Metzger von Beruf zu sein, ist für Hannes L. eine dankbare Aufgabe. Befriedigend sei vor allem das Gefühl, andere Menschen mit Lebensmitteln versorgen zu können. Innerhalb seines Familienbetriebs hat sich der junge Mann auf den Ausbau der Sparte Biofleisch fokussiert: „Inzwischen liegt der Anteil bei uns bei 6 bis 7 Prozent.“ Das ist vergleichsweise viel, stammen doch laut Bundesanstalt für Landwirtschaft und Ernährung insgesamt nur etwa 4 Prozent des gekauften Fleisches aus biologischer Erzeugung. Hannes L. hofft, den Anteil in seinem Betrieb weiter steigern zu können. Hier müsse aber die Landwirtschaft mitziehen: „Doch es braucht Zeit, bis ein Bauer seinen Betrieb auf Bio umgestellt hat.“
Viele Berufe im Handwerk leiden inzwischen darunter, dass junge Leute heutzutage lieber am Laptop arbeiten, als sich die Hände schmutzig zu machen. Das Metzgerhandwerk ist aufgrund des Trends hin zu einer vegetarischen oder veganen Lebensweise besonders hart vom Nachwuchsmangel betroffen. „Jede Menge Ausbildungsstellen sind in Bayern offen“, sagt Lars Bubnick, Geschäftsführer des Landesinnungsverbands für das Fleischerhandwerk. 555 Auszubildende gibt es augenblicklich.
Da muss man auch ganz neue Wege gehen: Im vergangenen Jahr gelang es dank eines neuen Ausbildungsprojekts, 230 junge Vietnamesen ins bayerische Fleischerhandwerk zu holen.
Der Landesinnungsverband hat aktuell 1100 Mitglieder. Die Zahl der Betriebe, die dem Verband angehören, schrumpft kontinuierlich: „2002 hatten wir noch knapp 3000 Betriebe.“ Wobei nicht jede Metzgerei dem Verband angehört.
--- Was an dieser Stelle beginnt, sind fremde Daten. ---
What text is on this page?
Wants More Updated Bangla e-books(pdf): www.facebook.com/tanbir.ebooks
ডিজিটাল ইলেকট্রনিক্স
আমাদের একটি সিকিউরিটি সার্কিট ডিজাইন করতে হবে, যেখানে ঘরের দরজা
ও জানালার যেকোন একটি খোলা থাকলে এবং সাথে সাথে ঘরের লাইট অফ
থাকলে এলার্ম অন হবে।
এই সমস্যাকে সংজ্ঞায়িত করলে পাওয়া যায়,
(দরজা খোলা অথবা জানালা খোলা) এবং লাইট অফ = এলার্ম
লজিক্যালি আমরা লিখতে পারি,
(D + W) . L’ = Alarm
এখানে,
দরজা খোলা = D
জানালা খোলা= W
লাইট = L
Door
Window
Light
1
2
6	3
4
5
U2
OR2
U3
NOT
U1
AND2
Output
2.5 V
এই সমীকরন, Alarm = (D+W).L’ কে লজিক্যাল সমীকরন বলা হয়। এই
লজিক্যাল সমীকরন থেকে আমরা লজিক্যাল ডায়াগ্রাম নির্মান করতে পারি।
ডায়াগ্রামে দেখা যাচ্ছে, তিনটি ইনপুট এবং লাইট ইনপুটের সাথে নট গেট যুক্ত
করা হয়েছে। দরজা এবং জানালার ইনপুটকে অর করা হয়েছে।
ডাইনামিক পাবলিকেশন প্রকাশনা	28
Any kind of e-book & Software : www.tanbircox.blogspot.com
Lars Bubnick schätzt, dass es im Freistaat derzeit noch zwischen 1300 bis 1400 Handwerksmetzgereien gibt.
Aktionen wie der seit 2019 alljährlich im Januar bundesweit veranstaltete „Veganuary“ tragen dazu bei, dass der Fleischkonsum immer weiter sinkt. Der Veganuary fordert dazu auf, einen Monat lang vegetarisch zu leben. Laut einem Bericht der Tagesschau hatte dies deutliche Auswirkungen: Der Fleischverzehr reduzierte sich zwischen Dezember 2023 und Januar 2024 um über 29 Prozent. „Allerdings essen immer noch 90 Prozent der Deutschen Fleisch und Wurst“, betont Lars Bubnick.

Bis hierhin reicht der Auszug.